Tau proteins are proteins that perform the function of stabilizing microtubules. These proteins are abundant in nerve cells and are present to a much lesser degree in oligodendrocytes and astrocytes.
Tau proteins are mainly active in the distal portions of axons where they stabilize microtubules as well as providing flexibility.
The proteins work together with a globular protein called tubulin to stabilize microtubules and aid the assembly of tubulin in the mircrotubules.
Tau proteins achieve their control of microtubule stability through isoforms and phosphorylation.
Tau proteins exist as six different isoforms in brain tissue. These can be distinguished from each other based on their binding domains.
Three of the tau protein isoforms have three binding domains, while three of the proteins have four of these domains. The binding domains are found in the carboxy-terminus in the protein.
They are all positively-charged so they can bind to microtubules which have negative charge.

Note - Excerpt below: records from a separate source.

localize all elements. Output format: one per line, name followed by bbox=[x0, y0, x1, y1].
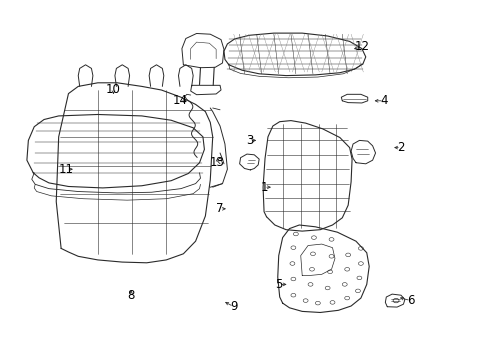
Text: 10: 10 bbox=[106, 83, 121, 96]
Text: 2: 2 bbox=[396, 141, 404, 154]
Text: 5: 5 bbox=[274, 278, 282, 291]
Text: 6: 6 bbox=[406, 294, 414, 307]
Text: 14: 14 bbox=[172, 94, 187, 107]
Text: 12: 12 bbox=[354, 40, 368, 53]
Text: 7: 7 bbox=[216, 202, 224, 215]
Text: 8: 8 bbox=[127, 289, 135, 302]
Text: 9: 9 bbox=[229, 300, 237, 313]
Text: 1: 1 bbox=[260, 181, 267, 194]
Text: 3: 3 bbox=[245, 134, 253, 147]
Text: 13: 13 bbox=[210, 156, 224, 169]
Text: 4: 4 bbox=[379, 94, 387, 107]
Text: 11: 11 bbox=[59, 163, 74, 176]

The tau proteins that have four binding domains are superior at stabilizing microtubules compared with the proteins that only have three binding domains.
The tau protein isoforms are produced through alternative splicing of a single gene called MAPT (microtubule-associated protein tau).
Phosphorylation of tau protein is mediated by several types of protein kinases such as the serine/threonine kinase PKN. Activated PKN phosphorylates tau, which disrupts the organization of microtubules.
Hyperphosphorylation of tau proteins can cause the helical and straight filaments to tangle (referred to as neurofibrillary tangles). These tangles contribute to the pathology of Alzheimer’s disease.
When a brain affected by Alzheimer’s disease is examined, all six isoforms of tau are often found hyperphosphorylated in paired helical filaments.
Deposits of abnormal aggregates enriched with tau isoforms have also been reported in some other neurodegenerative diseases.